Drinking helped deaden the pain. Sandstrom’s Quart-a-Day Maintenance Plan, a friend had called it—Bill Stimson, who’d seen the humor in it as only a fellow drunk paying rent on a stool down at Duffy’s Tavern could.
No down payment necessary, easy installments, just sign on the dotted line, if you will, sir.

Bill died a few years ago, he’d heard. Liver failure.

These days Eric traveled the back roads of those memories only as often as he needed to in order to keep from reliving them. Blessedly, those months were largely a blur in his mind, marked by a few clear patches. Like the morning he’d woken with no feeling in his arm from the elbow down, and a voice deep in his fogged brain quite calmly pointing out that, if he didn’t quit drinking, his next gig would be the county morgue. He’d shut that voice up with a bender that had lasted three days before washing him ashore on a strange lawn, where he was found baying at the moon at half past who-the-fuck-cares-what-time-it-is in the morning—a stunt that earned him a bed in the detox ward at Santa Monica Hospital.

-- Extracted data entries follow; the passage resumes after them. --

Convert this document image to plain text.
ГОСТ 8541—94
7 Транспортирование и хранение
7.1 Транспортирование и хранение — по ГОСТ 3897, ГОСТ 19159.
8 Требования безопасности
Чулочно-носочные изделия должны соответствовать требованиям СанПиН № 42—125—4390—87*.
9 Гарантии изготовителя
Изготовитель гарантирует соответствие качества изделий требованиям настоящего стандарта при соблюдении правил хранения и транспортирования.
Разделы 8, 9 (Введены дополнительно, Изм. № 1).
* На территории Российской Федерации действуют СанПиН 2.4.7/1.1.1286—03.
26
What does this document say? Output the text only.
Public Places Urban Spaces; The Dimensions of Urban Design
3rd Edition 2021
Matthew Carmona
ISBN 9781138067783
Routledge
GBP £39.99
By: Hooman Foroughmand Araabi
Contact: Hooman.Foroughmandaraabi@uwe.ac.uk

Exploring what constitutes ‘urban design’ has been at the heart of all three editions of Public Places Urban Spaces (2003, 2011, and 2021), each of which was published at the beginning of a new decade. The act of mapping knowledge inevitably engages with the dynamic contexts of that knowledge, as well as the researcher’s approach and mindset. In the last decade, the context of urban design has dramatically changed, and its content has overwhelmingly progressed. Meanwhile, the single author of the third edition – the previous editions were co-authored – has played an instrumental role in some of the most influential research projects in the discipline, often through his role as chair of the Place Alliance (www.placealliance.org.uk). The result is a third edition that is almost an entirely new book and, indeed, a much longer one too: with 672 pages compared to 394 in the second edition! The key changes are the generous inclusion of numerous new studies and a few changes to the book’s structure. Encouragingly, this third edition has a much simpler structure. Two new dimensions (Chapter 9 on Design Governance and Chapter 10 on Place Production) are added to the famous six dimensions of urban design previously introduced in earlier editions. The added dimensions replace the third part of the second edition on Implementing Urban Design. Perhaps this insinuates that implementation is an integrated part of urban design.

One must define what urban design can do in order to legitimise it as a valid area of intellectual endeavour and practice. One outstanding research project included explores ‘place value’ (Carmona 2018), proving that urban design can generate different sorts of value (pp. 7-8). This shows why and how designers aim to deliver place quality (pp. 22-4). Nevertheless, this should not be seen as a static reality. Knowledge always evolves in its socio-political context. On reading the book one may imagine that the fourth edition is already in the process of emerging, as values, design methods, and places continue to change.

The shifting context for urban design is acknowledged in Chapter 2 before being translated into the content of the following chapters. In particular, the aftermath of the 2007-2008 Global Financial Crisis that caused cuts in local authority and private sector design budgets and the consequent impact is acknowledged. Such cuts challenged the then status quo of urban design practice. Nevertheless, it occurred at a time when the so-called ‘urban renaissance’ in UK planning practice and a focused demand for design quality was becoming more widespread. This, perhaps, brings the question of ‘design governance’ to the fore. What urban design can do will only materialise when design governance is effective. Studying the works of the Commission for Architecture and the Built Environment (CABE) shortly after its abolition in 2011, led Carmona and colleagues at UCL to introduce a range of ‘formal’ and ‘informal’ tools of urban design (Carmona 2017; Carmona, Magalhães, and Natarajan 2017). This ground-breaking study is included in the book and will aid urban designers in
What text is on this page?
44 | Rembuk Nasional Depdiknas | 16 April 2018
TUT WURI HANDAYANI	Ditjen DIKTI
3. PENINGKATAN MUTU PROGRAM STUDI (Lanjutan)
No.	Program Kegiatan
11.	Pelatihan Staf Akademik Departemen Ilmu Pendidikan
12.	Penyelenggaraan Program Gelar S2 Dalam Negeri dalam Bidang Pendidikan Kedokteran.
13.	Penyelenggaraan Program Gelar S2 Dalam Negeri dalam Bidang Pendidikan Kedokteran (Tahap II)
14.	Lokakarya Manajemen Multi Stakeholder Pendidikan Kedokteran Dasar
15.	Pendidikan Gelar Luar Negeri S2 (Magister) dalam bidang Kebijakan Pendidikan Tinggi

For Eric, the experience was defined by a single watershed moment: looking around him, at all those winos in wrinkled hospital gowns reeking of Thunderbird, and thinking,
Christ, what am I doing in this place? I’m nothing like these guys. I don’t belong here.

The voice in his head had spoken up again—louder this time, in order to be heard above the jackhammer threatening to pulverize his skull.
You’re wrong, my friend, this is EXACTLY where you belong. The only difference between you and these other guys is that they
know
what they are.

At the time, he’d seen it as just one more reason to go on slowly killing himself … but what it had been, in fact, was the wake-up call that had jarred him hard enough to accept the offer of a kindly older man named Phil, who’d visited him the next day and invited Eric to attend an AA meeting. It had been the beginning of a whole new life. The first day in a series of days, weeks, months, in which he would be guided by a single objective: staying sober by living the program, by adhering to the twelve steps laid out by Bill W.

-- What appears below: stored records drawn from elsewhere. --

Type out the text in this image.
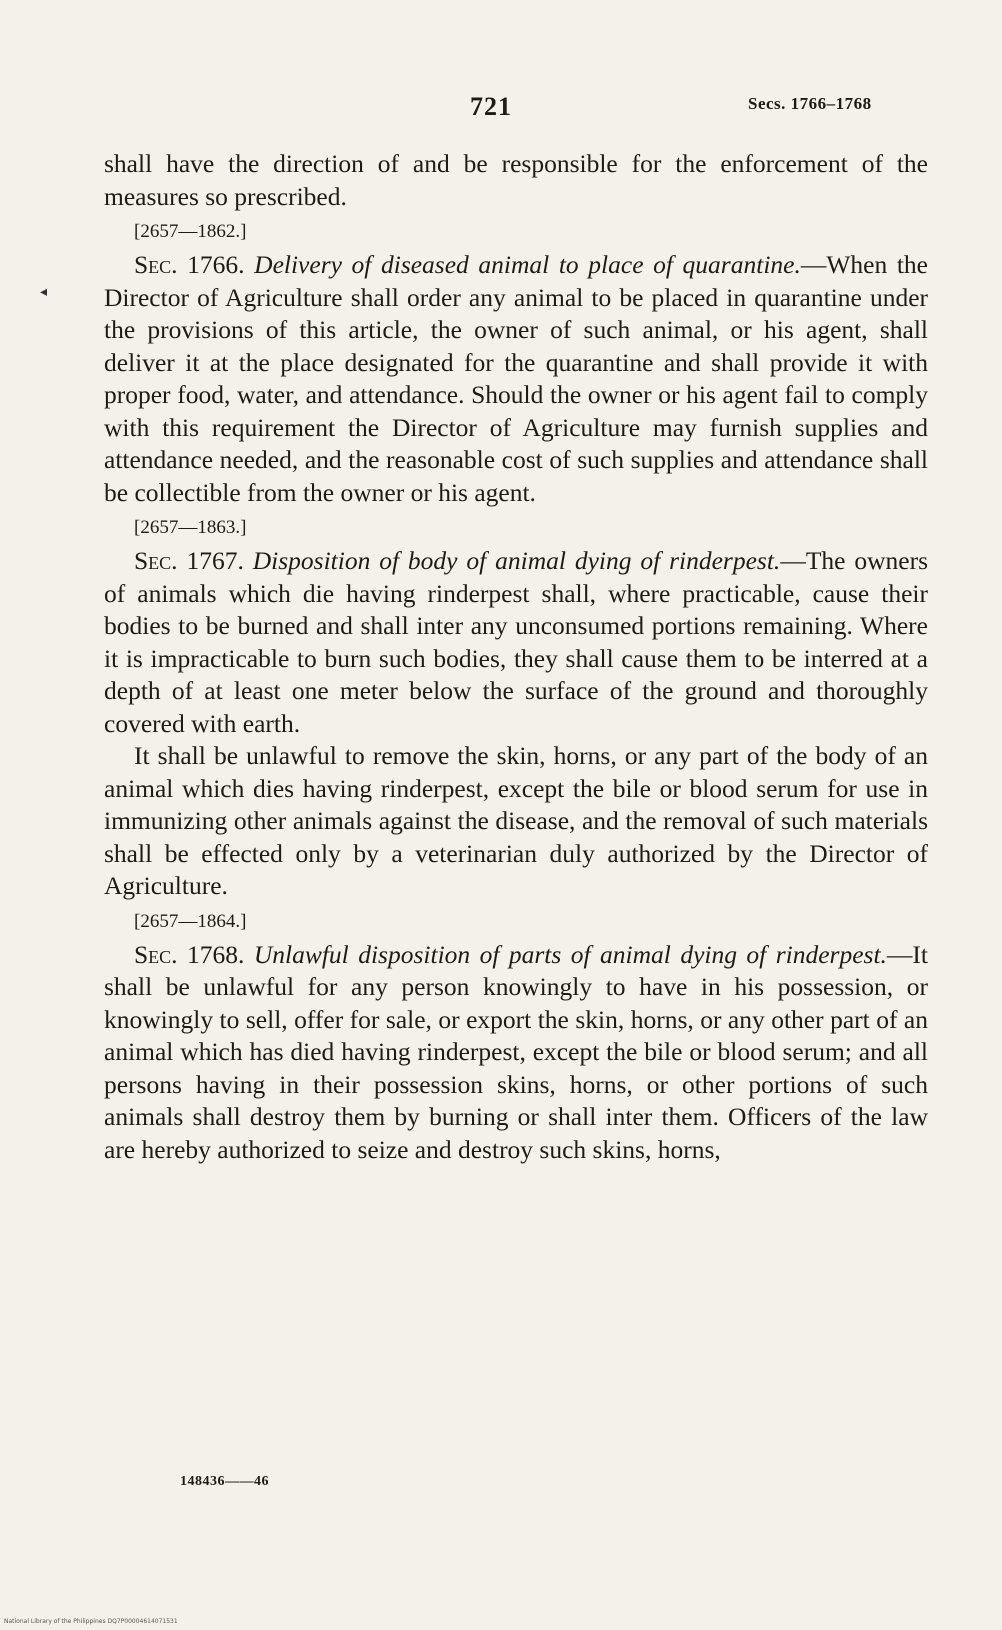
721	Secs. 1766–1768
◂

shall have the direction of and be responsible for the enforcement of the measures so prescribed.

[2657—1862.]

Sec. 1766. Delivery of diseased animal to place of quarantine.—When the Director of Agriculture shall order any animal to be placed in quarantine under the provisions of this article, the owner of such animal, or his agent, shall deliver it at the place designated for the quarantine and shall provide it with proper food, water, and attendance. Should the owner or his agent fail to comply with this requirement the Director of Agriculture may furnish supplies and attendance needed, and the reasonable cost of such supplies and attendance shall be collectible from the owner or his agent.

[2657—1863.]

Sec. 1767. Disposition of body of animal dying of rinderpest.—The owners of animals which die having rinderpest shall, where practicable, cause their bodies to be burned and shall inter any unconsumed portions remaining. Where it is impracticable to burn such bodies, they shall cause them to be interred at a depth of at least one meter below the surface of the ground and thoroughly covered with earth.

It shall be unlawful to remove the skin, horns, or any part of the body of an animal which dies having rinderpest, except the bile or blood serum for use in immunizing other animals against the disease, and the removal of such materials shall be effected only by a veterinarian duly authorized by the Director of Agriculture.

[2657—1864.]

Sec. 1768. Unlawful disposition of parts of animal dying of rinderpest.—It shall be unlawful for any person knowingly to have in his possession, or knowingly to sell, offer for sale, or export the skin, horns, or any other part of an animal which has died having rinderpest, except the bile or blood serum; and all persons having in their possession skins, horns, or other portions of such animals shall destroy them by burning or shall inter them. Officers of the law are hereby authorized to seize and destroy such skins, horns,

148436——46
National Library of the Philippines DQ7P00004614071531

Now, five years and a hundred million miles of hard road behind him, it seemed to Eric that he hadn’t come as far as he’d hoped to. There were still times when the collective memory of all those wasted years washed over him like sewage. When he felt less than whole—as if the ragged ends of his past and present lives didn’t quite meet.

At this particular moment, however, it was enough simply to be standing here on his own two feet, gazing with clear eyes at the monument to a city that punished its huddled masses as much as it forgave them.

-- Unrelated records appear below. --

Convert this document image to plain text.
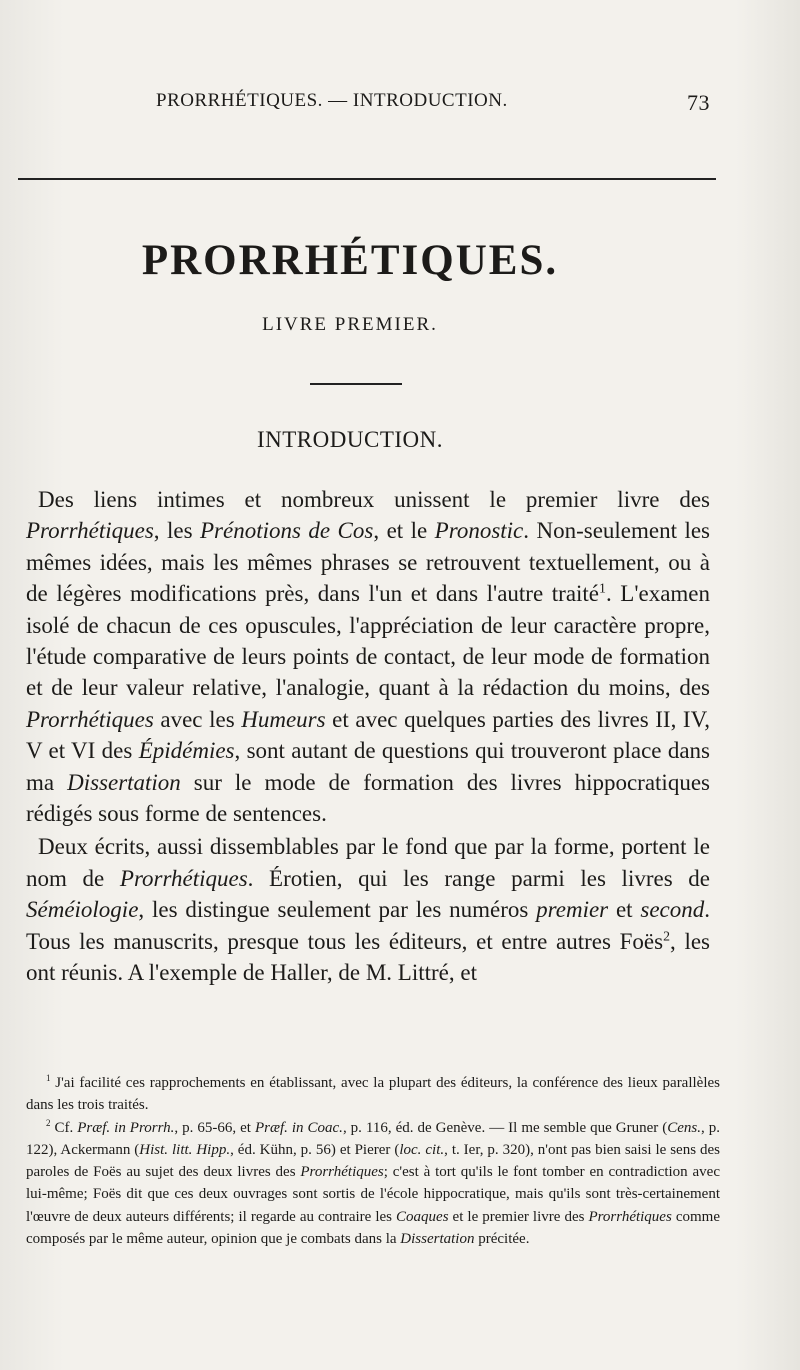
PRORRHÉTIQUES. — INTRODUCTION.	73
PRORRHÉTIQUES.
LIVRE PREMIER.
INTRODUCTION.

Des liens intimes et nombreux unissent le premier livre des Prorrhétiques, les Prénotions de Cos, et le Pronostic. Non-seulement les mêmes idées, mais les mêmes phrases se retrouvent textuellement, ou à de légères modifications près, dans l'un et dans l'autre traité$^1$. L'examen isolé de chacun de ces opuscules, l'appréciation de leur caractère propre, l'étude comparative de leurs points de contact, de leur mode de formation et de leur valeur relative, l'analogie, quant à la rédaction du moins, des Prorrhétiques avec les Humeurs et avec quelques parties des livres II, IV, V et VI des Épidémies, sont autant de questions qui trouveront place dans ma Dissertation sur le mode de formation des livres hippocratiques rédigés sous forme de sentences.

Deux écrits, aussi dissemblables par le fond que par la forme, portent le nom de Prorrhétiques. Érotien, qui les range parmi les livres de Séméiologie, les distingue seulement par les numéros premier et second. Tous les manuscrits, presque tous les éditeurs, et entre autres Foës$^2$, les ont réunis. A l'exemple de Haller, de M. Littré, et

$^1$ J'ai facilité ces rapprochements en établissant, avec la plupart des éditeurs, la conférence des lieux parallèles dans les trois traités.

$^2$ Cf. Præf. in Prorrh., p. 65-66, et Præf. in Coac., p. 116, éd. de Genève. — Il me semble que Gruner (Cens., p. 122), Ackermann (Hist. litt. Hipp., éd. Kühn, p. 56) et Pierer (loc. cit., t. Ier, p. 320), n'ont pas bien saisi le sens des paroles de Foës au sujet des deux livres des Prorrhétiques; c'est à tort qu'ils le font tomber en contradiction avec lui-même; Foës dit que ces deux ouvrages sont sortis de l'école hippocratique, mais qu'ils sont très-certainement l'œuvre de deux auteurs différents; il regarde au contraire les Coaques et le premier livre des Prorrhétiques comme composés par le même auteur, opinion que je combats dans la Dissertation précitée.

He would do what he could for Mandy … but he wasn’t in the business of saving people. Only by continuing to save himself did he stand a chance of helping someone else.

Eric shivered in the cool breeze that rattled through the shrubs planted in neat columns alongside the esplanade. During his years of exile in Des Moines, and later in L.A., he’d dreamed of one day coming back to New York. There was a kind of majesty to this city that rubbed off on even its lowliest subjects. A hard beauty, as well as a gruff acceptance of its prodigal sons. Watching a tugboat churn its way upriver, he smiled to think how different this was from the triumphant return he’d imagined.

He’d pictured himself at this age with a wife, two kids, and a prime-time network slot—at a fat salary with the perks to match.

Instead, here he was, still single, about to head home to his comfortable—but far from fashionable—third-floor walk-up in Murray Hill. A few people still remembered him from the
Morning Show.
But with radio, he knew, unless your name was Howard Stern or Rush Limbaugh, you were nobody.

Yet Eric had no regrets. The radio gave him a freedom that would have been unthinkable—if not illegal—on television. He could explore at length issues that actually mattered. It was the hardest he’d ever worked, no contest—five days a week of three hours on-air, plus half a day’s prep—but also the most rewarding. At times, it was even fun.

He didn’t regret not having married, either. Women, Christ, there’d been
women.
One to whom he’d almost proposed. Susanne Whittaker had been his producer at the
Morning Show.
Smart, sexy, a solid ten … and he’d loved her, yeah. But in the end, he supposed, he hadn’t loved her enough. Susanne wasn’t the one he’d been searching for, the woman in his mind’s eye.